Use of an automated analysis tool, such as the one described here, accelerates analysis and reduces the risk of bias. It also ensures data collection is perfectly replicable, that there is a permanent record of all the data collected for every cell and keeps the possibility of archiving, future analysis and manual curation of data open. This data can then be used in many ways; for example it may simply be directly analyzed, or may be used to guide more extensive manual analysis of abnormal cell classes; the data from any cell may be crossreferenced back to the original micrographs. Our tool for automated image analysis therefore has potential for supporting both small-scale work and high-throughput analysis of large numbers of samples such as RNAi library [13
] and drug candidate [14
] screening. We have made the software tools we developed to perform these automated analyses freely available for others to use and develop further at http://users.ox.ac.uk/~path0493/htiaot.html
Our tools for automated analysis of cell morphology did, however, have some limitations. Analysis of morphological features (length, width and kinetoplast and nucleus location) was limited to cells that did not have a branched skeleton. This would prevent partially out-of-focus cells and some mutant morphologies from being analyzed. Our approach to morphology analysis could be extended, by modifying the algorithm for analysis of the medial axis transform to take into account multiple skeleton branches, to analyze these cells. Other issues with accurate analysis of cells primarily arose from technical issues with sample preparation (debris and multiple cells lying in contact with each other) and image capture (out-of-focus cells). Potential improvements that could be made to reduce the impact of imperfections in the samples are focus stacking, to reduce the impact of out of focus cells, and taking into account image texture, from the phase contrast image, to differentiate debris and thresholding artifacts from cells.

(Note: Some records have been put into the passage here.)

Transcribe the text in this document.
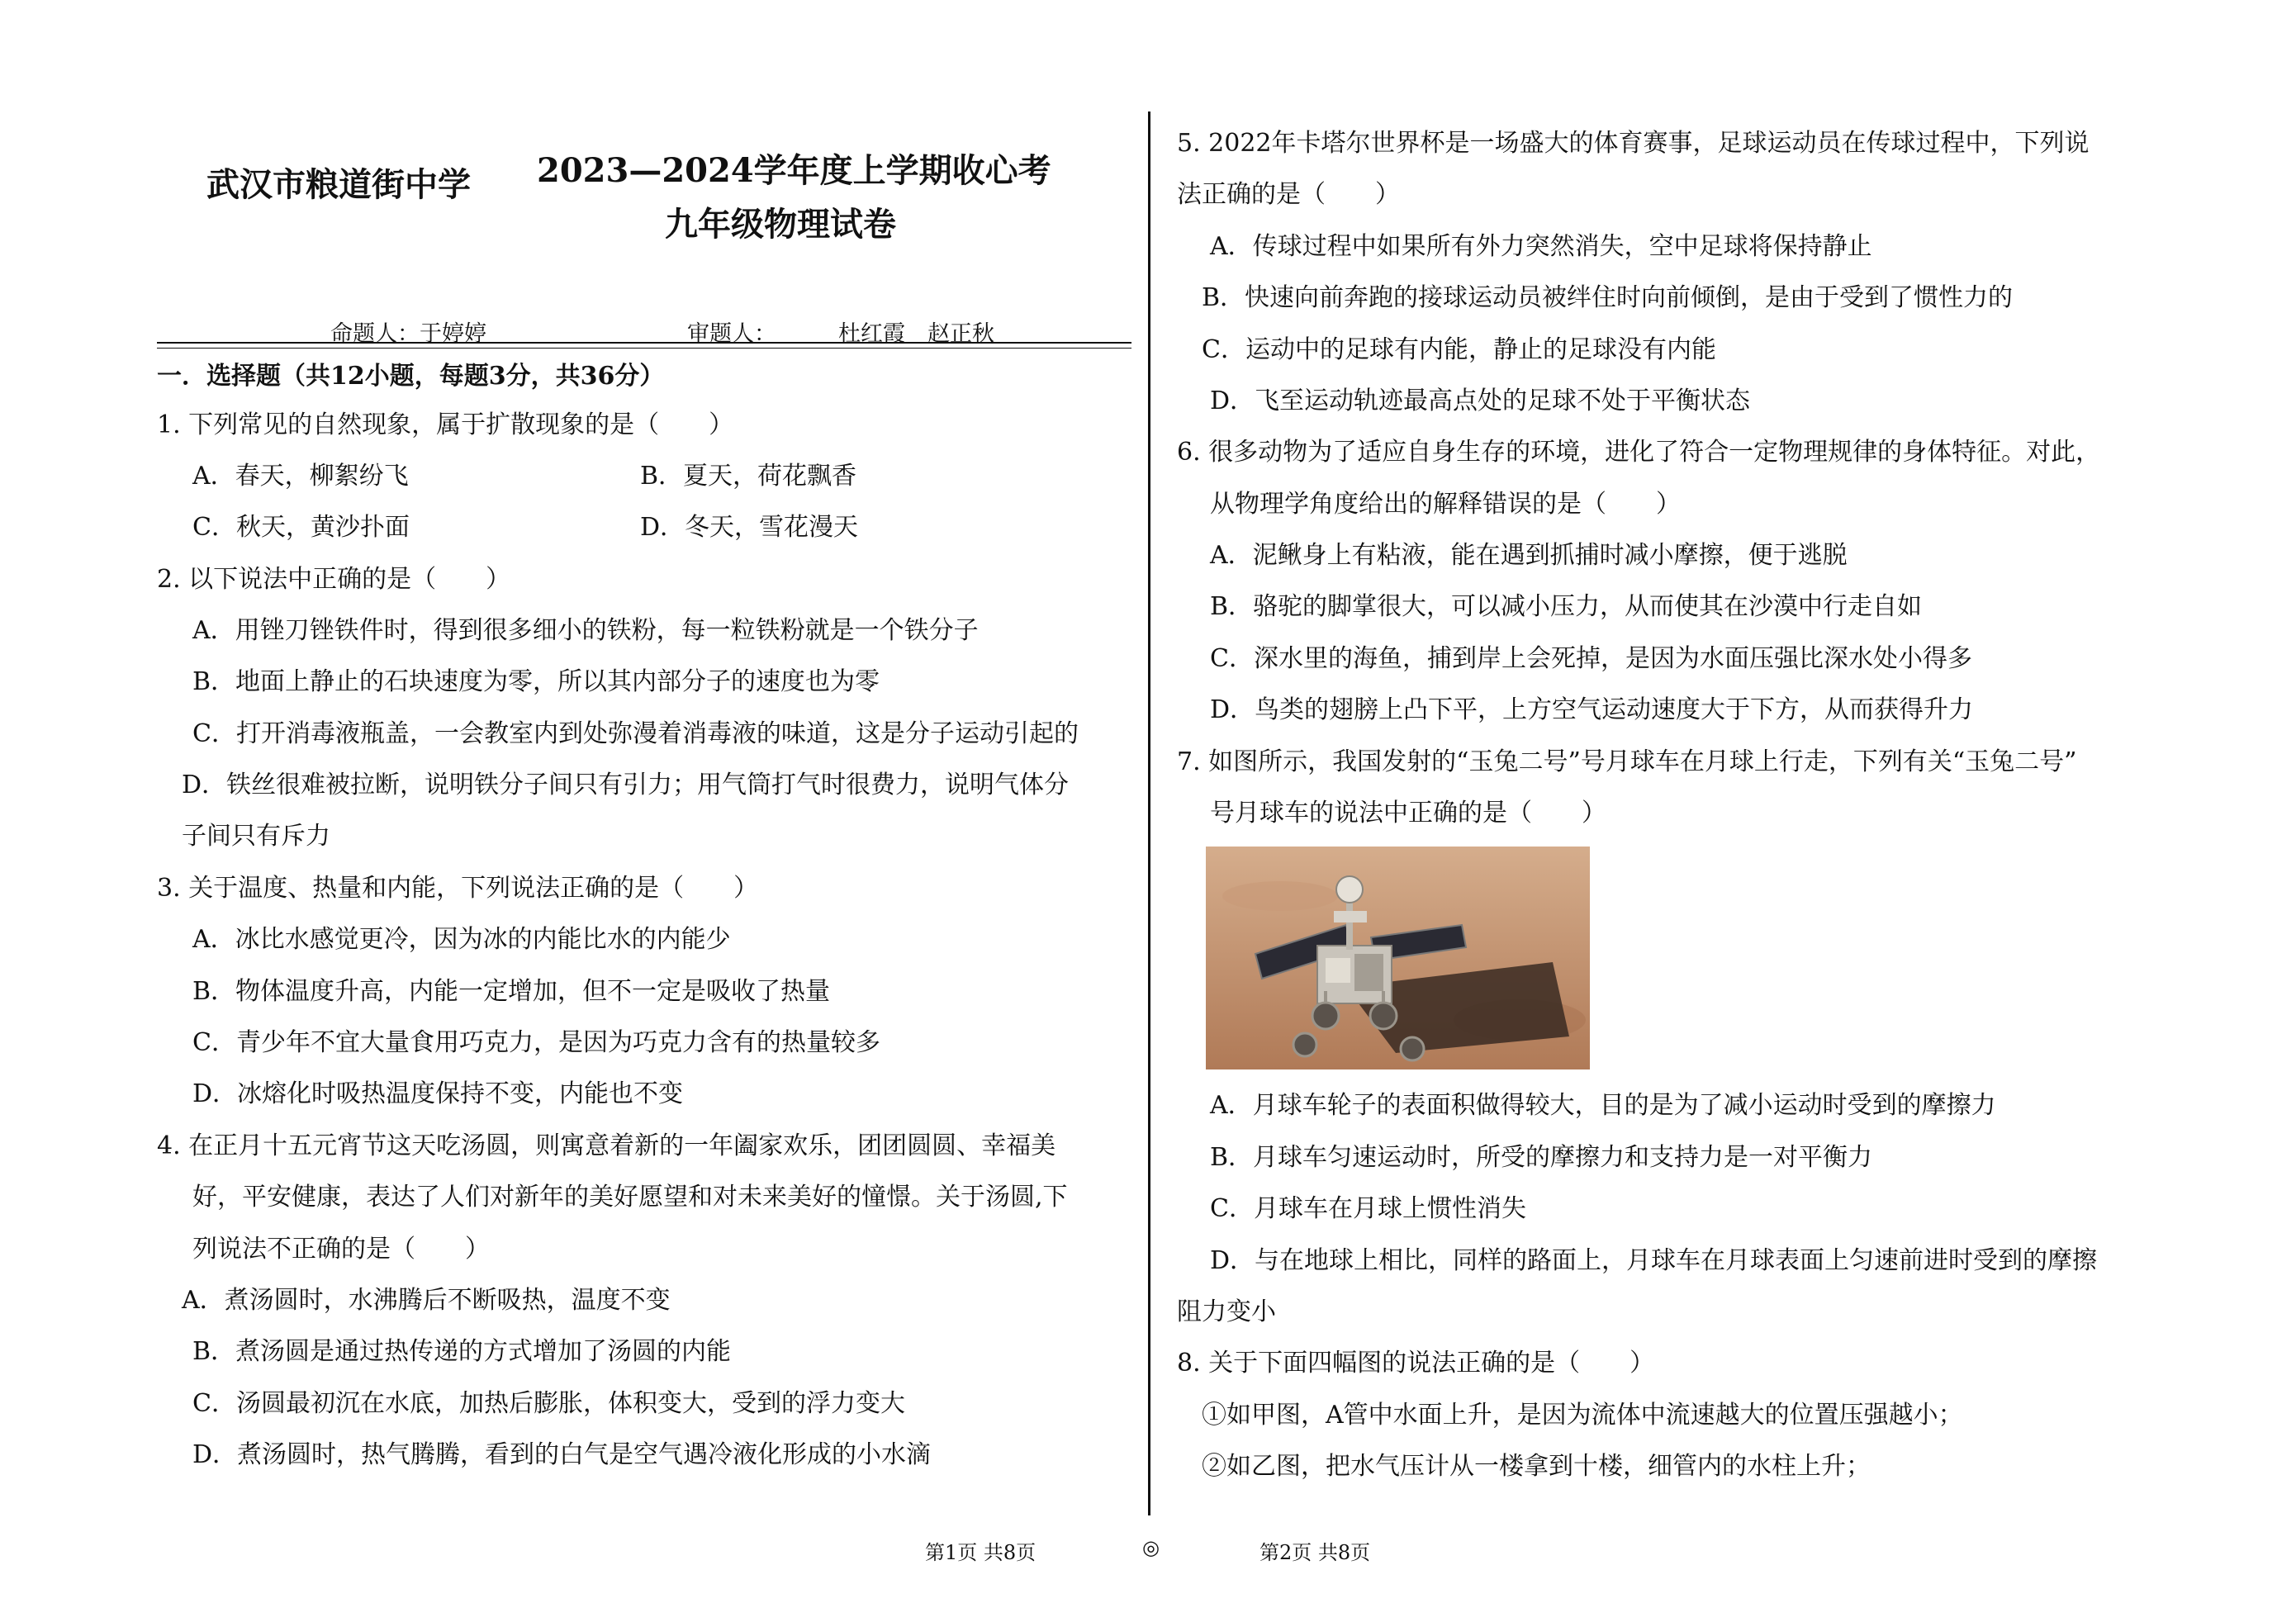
武汉市粮道街中学 2023—2024学年度上学期收心考
九年级物理试卷
命题人：于婷婷	审题人：	杜红霞　赵正秋
一．选择题（共12小题，每题3分，共36分）
1. 下列常见的自然现象，属于扩散现象的是（　　）
A．春天，柳絮纷飞	B．夏天，荷花飘香
C．秋天，黄沙扑面	D．冬天，雪花漫天
2. 以下说法中正确的是（　　）
A．用锉刀锉铁件时，得到很多细小的铁粉，每一粒铁粉就是一个铁分子
B．地面上静止的石块速度为零，所以其内部分子的速度也为零
C．打开消毒液瓶盖，一会教室内到处弥漫着消毒液的味道，这是分子运动引起的
D．铁丝很难被拉断，说明铁分子间只有引力；用气筒打气时很费力，说明气体分
子间只有斥力
3. 关于温度、热量和内能，下列说法正确的是（　　）
A．冰比水感觉更冷，因为冰的内能比水的内能少
B．物体温度升高，内能一定增加，但不一定是吸收了热量
C．青少年不宜大量食用巧克力，是因为巧克力含有的热量较多
D．冰熔化时吸热温度保持不变，内能也不变
4. 在正月十五元宵节这天吃汤圆，则寓意着新的一年阖家欢乐，团团圆圆、幸福美
好，平安健康，表达了人们对新年的美好愿望和对未来美好的憧憬。关于汤圆,下
列说法不正确的是（　　）
A．煮汤圆时，水沸腾后不断吸热，温度不变
B．煮汤圆是通过热传递的方式增加了汤圆的内能
C．汤圆最初沉在水底，加热后膨胀，体积变大，受到的浮力变大
D．煮汤圆时，热气腾腾，看到的白气是空气遇冷液化形成的小水滴
5. 2022年卡塔尔世界杯是一场盛大的体育赛事，足球运动员在传球过程中，下列说
法正确的是（　　）
A．传球过程中如果所有外力突然消失，空中足球将保持静止
B．快速向前奔跑的接球运动员被绊住时向前倾倒，是由于受到了惯性力的
C．运动中的足球有内能，静止的足球没有内能
D．飞至运动轨迹最高点处的足球不处于平衡状态
6. 很多动物为了适应自身生存的环境，进化了符合一定物理规律的身体特征。对此，
从物理学角度给出的解释错误的是（　　）
A．泥鳅身上有粘液，能在遇到抓捕时减小摩擦，便于逃脱
B．骆驼的脚掌很大，可以减小压力，从而使其在沙漠中行走自如
C．深水里的海鱼，捕到岸上会死掉，是因为水面压强比深水处小得多
D．鸟类的翅膀上凸下平，上方空气运动速度大于下方，从而获得升力
7. 如图所示，我国发射的“玉兔二号”号月球车在月球上行走，下列有关“玉兔二号”
号月球车的说法中正确的是（　　）
A．月球车轮子的表面积做得较大，目的是为了减小运动时受到的摩擦力
B．月球车匀速运动时，所受的摩擦力和支持力是一对平衡力
C．月球车在月球上惯性消失
D．与在地球上相比，同样的路面上，月球车在月球表面上匀速前进时受到的摩擦
阻力变小
8. 关于下面四幅图的说法正确的是（　　）
①如甲图，A管中水面上升，是因为流体中流速越大的位置压强越小；
②如乙图，把水气压计从一楼拿到十楼，细管内的水柱上升；
第1页 共8页	◎	第2页 共8页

There is clear potential to expand the capabilities of our DNA staining and image analysis tools and adapt them for related applications. Firstly the automated morphology analysis tools we have developed could be applied to other trypanosomatid organelles. The approach for measurement of kinetoplast and nucleus location could be used to measure the location of any fluorescently labeled structure in the cell. Similarly the MAT-based morphology analysis could be used to analyze morphology of the flagellum, if it were fluorescently labeled, giving automated measurement of flagellum length, width and curvature. Furthermore, the MAT cell shape analysis could be adapted to measure the distribution of a diffuse fluorescent stain through the cell. Secondly, the principle of using two DNA stains and color deconvolution for separate analysis of kinetoplast and nuclear DNA could be adapted to any system capable of analyzing fluorescence. For example, kinetoplast and nucleus DNA could be analyzed separately by flow cytometry using double DNA staining and zoids (kinetoplast DNA only) and dyskinetoplastic cells (nuclear DNA only) to determine the reference values for signal deconvolution. Finally, the approach of using two DNA stains and color deconvolution can be applied to any biological sample with regions of different DNA sequence bias. Examples include AT/GC rich banding in condensed chromosomes and AT or GC rich regions of the interphase eukaryotic nucleus arising from the underlying nuclear organization. The source code for our color deconvolution and morphology analysis tools are freely available for others to modify to enable these kinds of analyses.